世界樹の悲鳴が聞こえる。耳を塞ぎたくなるような甲高い声だ。それだけ世界樹は苦しんでいるのか?いや、この声はそんなんじゃない。悲しみの声だ。深い深い悲しみの声。あの時に聞いた以来だと思った。
あの子はついに失ったままだったのだ。
酷い虚無感が襲ってきた。
行かなければならない。あの子を守る者として、最期はあの子の隣にいてやらなければならない。それが自分の使命であり、運命だ。


「結局は何も出来ないけれど」


けれど、自分は何も出来ない。唯一出来たのはあの子に何があっても信じ続ける事。それが果たしてあの子の救いになったかさえ、もはや分からない。
今までの事が駆け巡る。愚かな命は結局存続してしまった。そう考えると、頭が痛くなって来た。ガンガンガンガン、何かに責められているようにも感じる。
お前は無力だ、無能だ、あの子を救えなかった、何もしてやれなかった、お前もあいつらと同じ愚か者だ!
夢は終わりだ。歩き続ける夢は、覚めてしまった。あの子の夢も世界樹の夢も全て。自分もこの世界にいられるだろうか?自分はあの子と共にある為に存在しているのに、あの子がいないなんて。そんな事は有り得ない。

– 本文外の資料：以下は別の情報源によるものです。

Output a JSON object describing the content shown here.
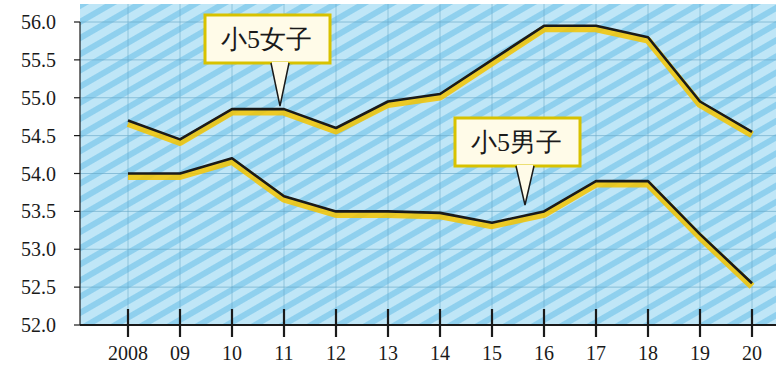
{
  "chart_data": {
    "type": "line",
    "categories": [
      "2008",
      "09",
      "10",
      "11",
      "12",
      "13",
      "14",
      "15",
      "16",
      "17",
      "18",
      "19",
      "20"
    ],
    "series": [
      {
        "name": "小5女子",
        "color": "#1a1a1a",
        "values": [
          54.7,
          54.45,
          54.85,
          54.85,
          54.6,
          54.95,
          55.05,
          55.5,
          55.95,
          55.95,
          55.8,
          54.95,
          54.55
        ]
      },
      {
        "name": "小5男子",
        "color": "#1a1a1a",
        "values": [
          54.0,
          54.0,
          54.2,
          53.7,
          53.5,
          53.5,
          53.48,
          53.35,
          53.5,
          53.9,
          53.9,
          53.2,
          52.55
        ]
      }
    ],
    "ylim": [
      52,
      56
    ],
    "yticks": [
      {
        "value": 52,
        "label": "52.0"
      },
      52.5,
      {
        "value": 53,
        "label": "53.0"
      },
      53.5,
      {
        "value": 54,
        "label": "54.0"
      },
      54.5,
      {
        "value": 55,
        "label": "55.0"
      },
      55.5,
      {
        "value": 56,
        "label": "56.0"
      }
    ],
    "grid": true
  }
}
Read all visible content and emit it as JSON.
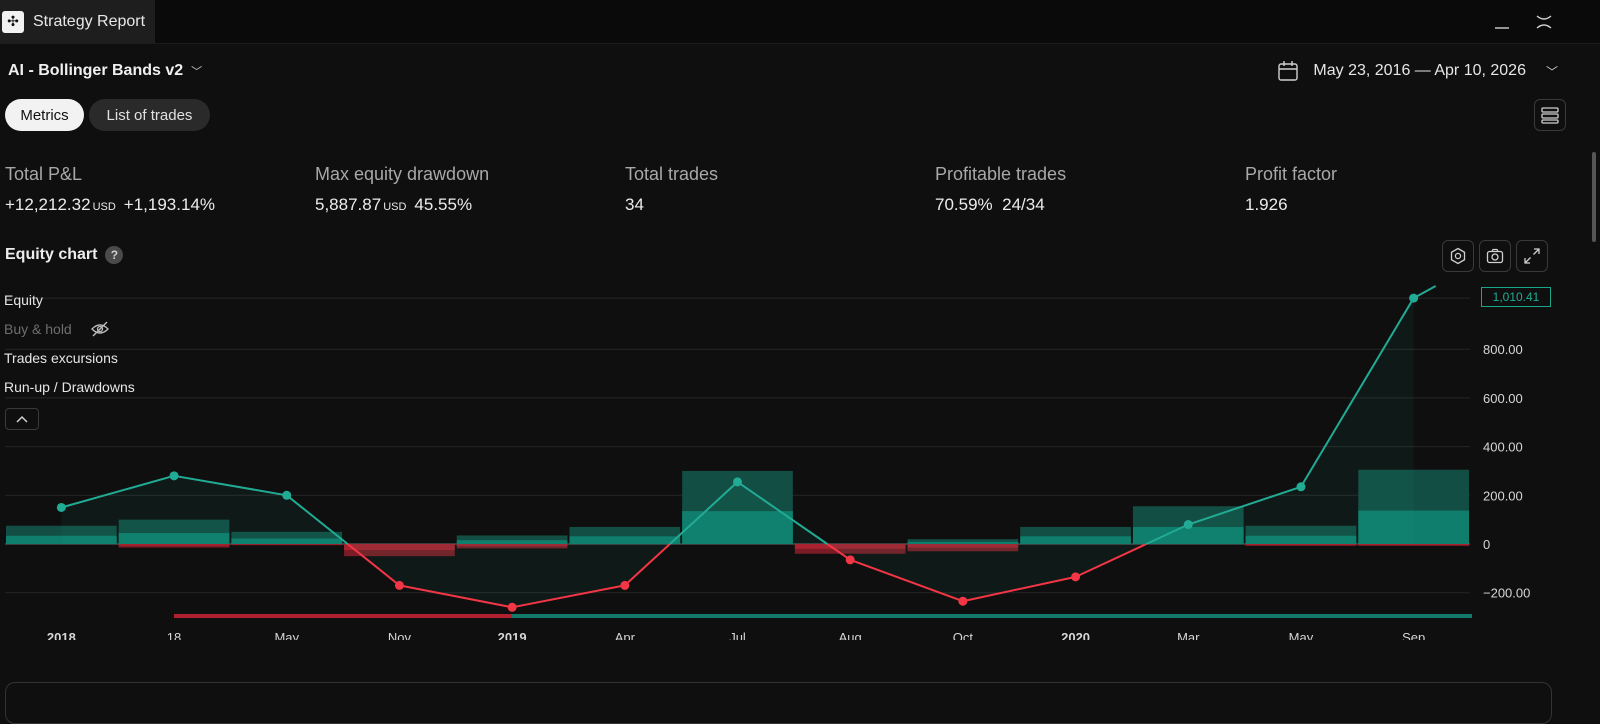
{
  "app": {
    "tab_title": "Strategy Report",
    "logo_icon": "tradingview-logo-icon"
  },
  "header": {
    "strategy_name": "AI - Bollinger Bands v2",
    "date_range": "May 23, 2016 — Apr 10, 2026"
  },
  "tabs": [
    {
      "label": "Metrics",
      "active": true
    },
    {
      "label": "List of trades",
      "active": false
    }
  ],
  "metrics": {
    "total_pnl": {
      "label": "Total P&L",
      "value": "+12,212.32",
      "unit": "USD",
      "percent": "+1,193.14%"
    },
    "max_dd": {
      "label": "Max equity drawdown",
      "value": "5,887.87",
      "unit": "USD",
      "percent": "45.55%"
    },
    "total_trades": {
      "label": "Total trades",
      "value": "34"
    },
    "profitable": {
      "label": "Profitable trades",
      "percent": "70.59%",
      "ratio": "24/34"
    },
    "profit_factor": {
      "label": "Profit factor",
      "value": "1.926"
    }
  },
  "equity_chart": {
    "title": "Equity chart",
    "help": "?",
    "legend": {
      "equity": "Equity",
      "buy_hold": "Buy & hold",
      "excursions": "Trades excursions",
      "runup": "Run-up / Drawdowns"
    },
    "last_value_badge": "1,010.41"
  },
  "colors": {
    "positive": "#22ab94",
    "negative": "#f23645",
    "background": "#0f0f0f"
  },
  "chart_data": {
    "type": "line",
    "x": [
      "2018",
      "18",
      "May",
      "Nov",
      "2019",
      "Apr",
      "Jul",
      "Aug",
      "Oct",
      "2020",
      "Mar",
      "May",
      "Sep"
    ],
    "bold_x": [
      "2018",
      "2019",
      "2020"
    ],
    "ylim": [
      -300,
      1050
    ],
    "y_ticks": [
      "−200.00",
      "0",
      "200.00",
      "400.00",
      "600.00",
      "800.00"
    ],
    "y_tick_values": [
      -200,
      0,
      200,
      400,
      600,
      800
    ],
    "series": [
      {
        "values": [
          150,
          280,
          200,
          -170,
          -260,
          -170,
          255,
          -65,
          -235,
          -135,
          80,
          235,
          1010
        ]
      }
    ],
    "runup_bars": [
      {
        "up": 75,
        "down": 0
      },
      {
        "up": 100,
        "down": -15
      },
      {
        "up": 50,
        "down": -5
      },
      {
        "up": 0,
        "down": -50
      },
      {
        "up": 35,
        "down": -18
      },
      {
        "up": 70,
        "down": 0
      },
      {
        "up": 300,
        "down": 0
      },
      {
        "up": 0,
        "down": -40
      },
      {
        "up": 20,
        "down": -30
      },
      {
        "up": 70,
        "down": 0
      },
      {
        "up": 155,
        "down": 0
      },
      {
        "up": 75,
        "down": -8
      },
      {
        "up": 305,
        "down": -8
      }
    ]
  }
}
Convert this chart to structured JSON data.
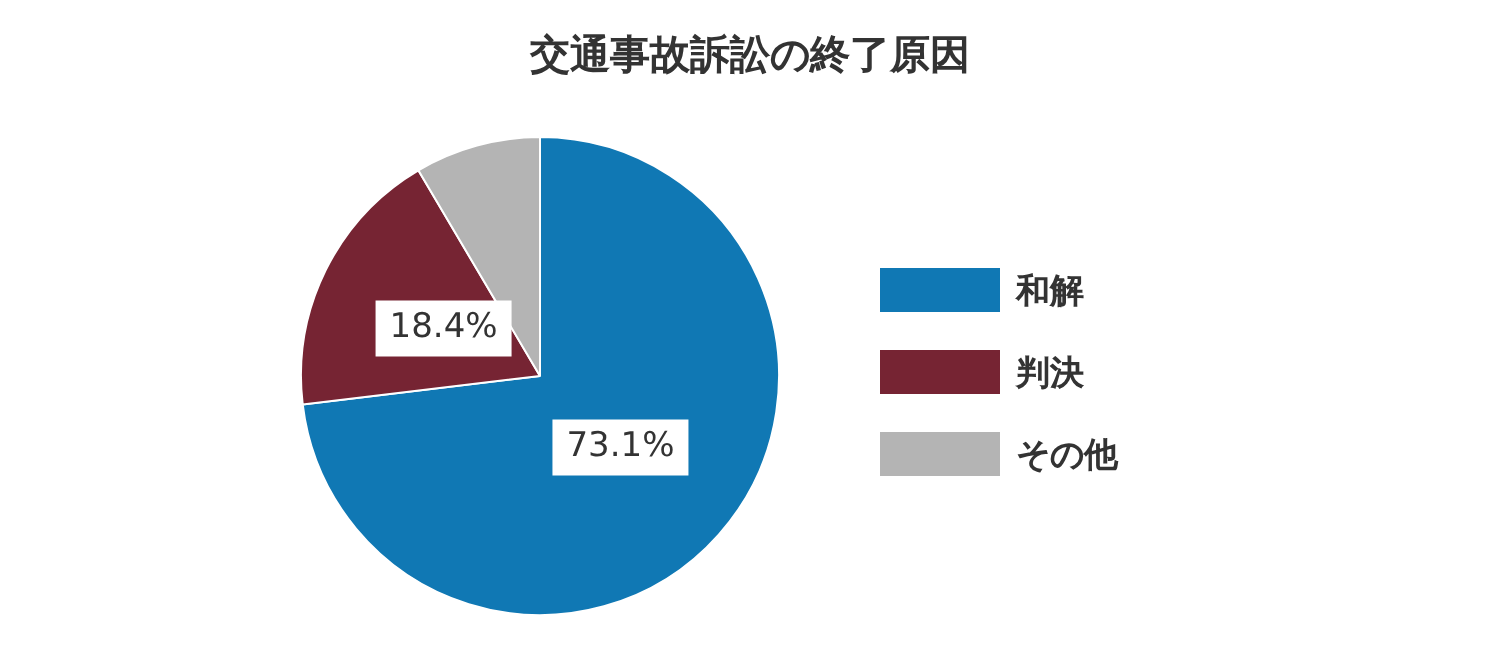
{
  "chart_data": {
    "type": "pie",
    "title": "交通事故訴訟の終了原因",
    "categories": [
      "和解",
      "判決",
      "その他"
    ],
    "values": [
      73.1,
      18.4,
      8.5
    ],
    "value_labels": [
      "73.1%",
      "18.4%",
      null
    ],
    "colors": [
      "#1078b4",
      "#762433",
      "#b4b4b4"
    ],
    "legend": "right"
  }
}
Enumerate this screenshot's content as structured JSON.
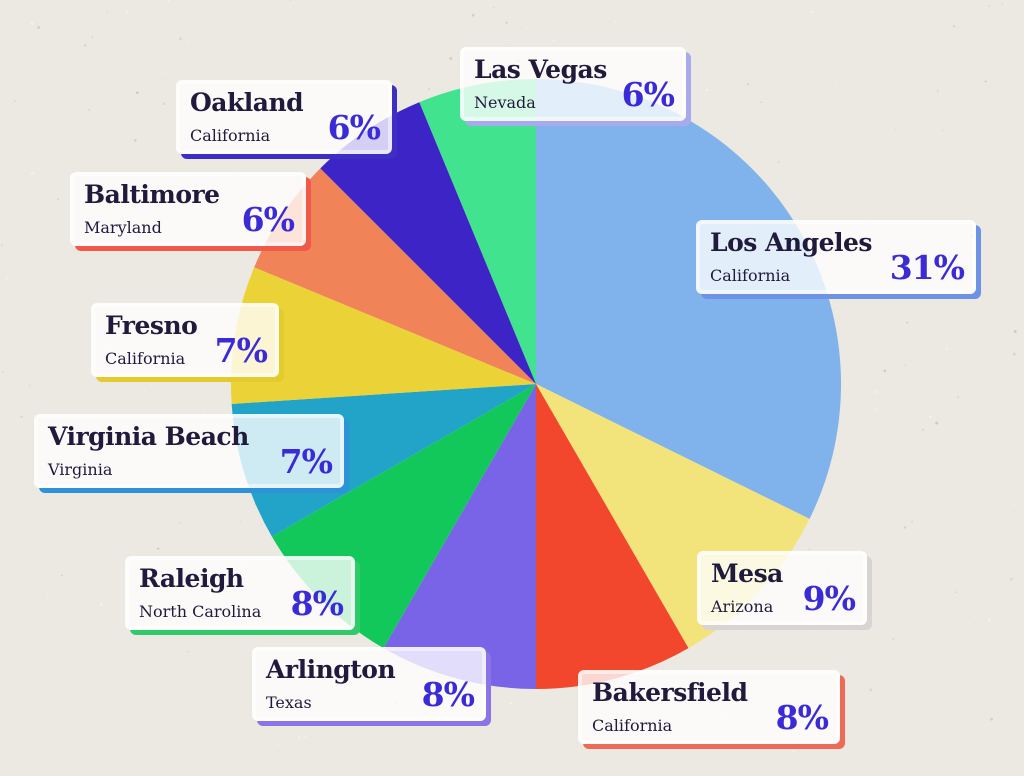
{
  "chart_data": {
    "type": "pie",
    "slices": [
      {
        "city": "Las Vegas",
        "state": "Nevada",
        "value": 6,
        "label": "6%",
        "color": "#41e38f",
        "shadow": "#a9a9ee"
      },
      {
        "city": "Los Angeles",
        "state": "California",
        "value": 31,
        "label": "31%",
        "color": "#80b2ec",
        "shadow": "#6e92e6"
      },
      {
        "city": "Mesa",
        "state": "Arizona",
        "value": 9,
        "label": "9%",
        "color": "#f2e47a",
        "shadow": "#d9d4d4"
      },
      {
        "city": "Bakersfield",
        "state": "California",
        "value": 8,
        "label": "8%",
        "color": "#f2472d",
        "shadow": "#ee6a55"
      },
      {
        "city": "Arlington",
        "state": "Texas",
        "value": 8,
        "label": "8%",
        "color": "#7964e8",
        "shadow": "#8b73e8"
      },
      {
        "city": "Raleigh",
        "state": "North Carolina",
        "value": 8,
        "label": "8%",
        "color": "#12c85a",
        "shadow": "#2fca69"
      },
      {
        "city": "Virginia Beach",
        "state": "Virginia",
        "value": 7,
        "label": "7%",
        "color": "#22a3c8",
        "shadow": "#2e92d6"
      },
      {
        "city": "Fresno",
        "state": "California",
        "value": 7,
        "label": "7%",
        "color": "#ead237",
        "shadow": "#e3cb2e"
      },
      {
        "city": "Baltimore",
        "state": "Maryland",
        "value": 6,
        "label": "6%",
        "color": "#f08358",
        "shadow": "#f05a4a"
      },
      {
        "city": "Oakland",
        "state": "California",
        "value": 6,
        "label": "6%",
        "color": "#3c24c6",
        "shadow": "#3f2ec4"
      }
    ]
  }
}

あの子があるから自分はあるのだ。だからあの子がいない世界なんて有り得ない。有り得るはずがない。


「だからもうすぐ世界は終わり」


あの子を裏切った世界は終わり。救われる事もなく、全てが終わりとなる。終幕、終焉。それだけだ。誰ももう止めることは出来ないだろう。何せ、あの子は死ぬのだから。あの憎きウィダーシンと相討ちになって。


「さようなら、儚き夢…」


地平線に沈み行く夕日が、気持ち悪く思えた。吐き気がして、でも反対に愛おしく思えるような矛盾がある。その矛盾の先に、殺意があった。